Some of the most prosperous mushroom finds are in some areas the year or two after a burn.
Bout eight years ago, I decided I was going to make some kind of use of a 5acre field up on a ridge-top in the middle of the woods. Field was full of nothing but Sumac and poverty grass. Needless to say, extremely poor soil content with an acidic level that was incredibly high.
My intention were two-fold. I wanted to plant forage for wildlife while building the soil. I wanted to do this naturally without the use of sprays/weedkillers. That left burning.
Called our local Agricultural Extension officer. He came out and advised me that due to the makeup of the soil and where land was located(on an unprotected ridgetop), I should not burn. His concern were:
1. there just wasn't enough depth of decent topsoil
2. so much sand in what topsoil that was there
3. the already high acidic ph would only raise after burning due to the ash.

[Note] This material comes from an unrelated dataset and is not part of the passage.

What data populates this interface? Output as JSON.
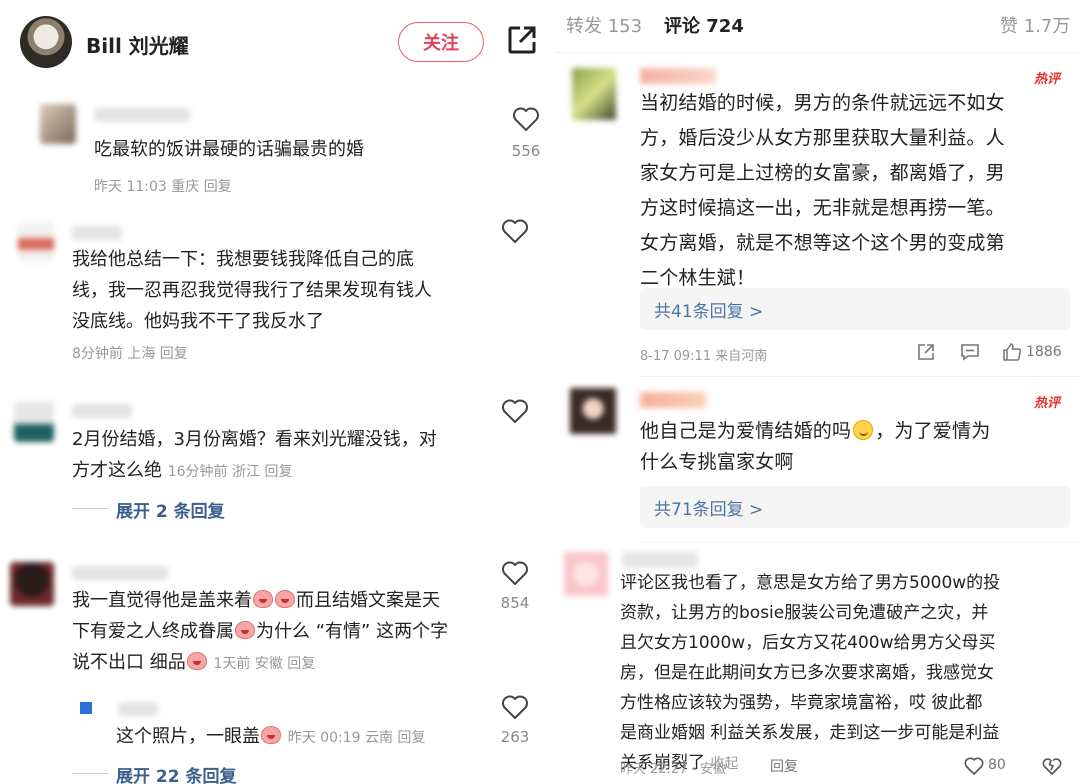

He told me I'd surely have trouble with erosion and said to do a chemical kill.
Wanting to do things my way and not wanting to believe him
, I then called Ohio State University's extension officer. He came out and said the same thing.
I started questioning him about why some areas were better to burn and some not. In short, if there's a deep layer of rich topsoil located on fairly level ground. Burn. The deep,rich topsoil will support new,rapid plant growth.
On the other-hand, if the topsoil is shallow , not of decent makeup and on un-level ground, do not burn. With the ash and erosion, your already bad soil will only become worse.
I ended up spraying, plowing the field, raking sumac in piles and burning.
Fertilized field, planted Ladino clover to help build ph and to date have spread about 17tons of lime.
FWIW, for those of you that have never plowed out any sumac, when I got done with this 5 acre field, I thought I had plowed 100 acres.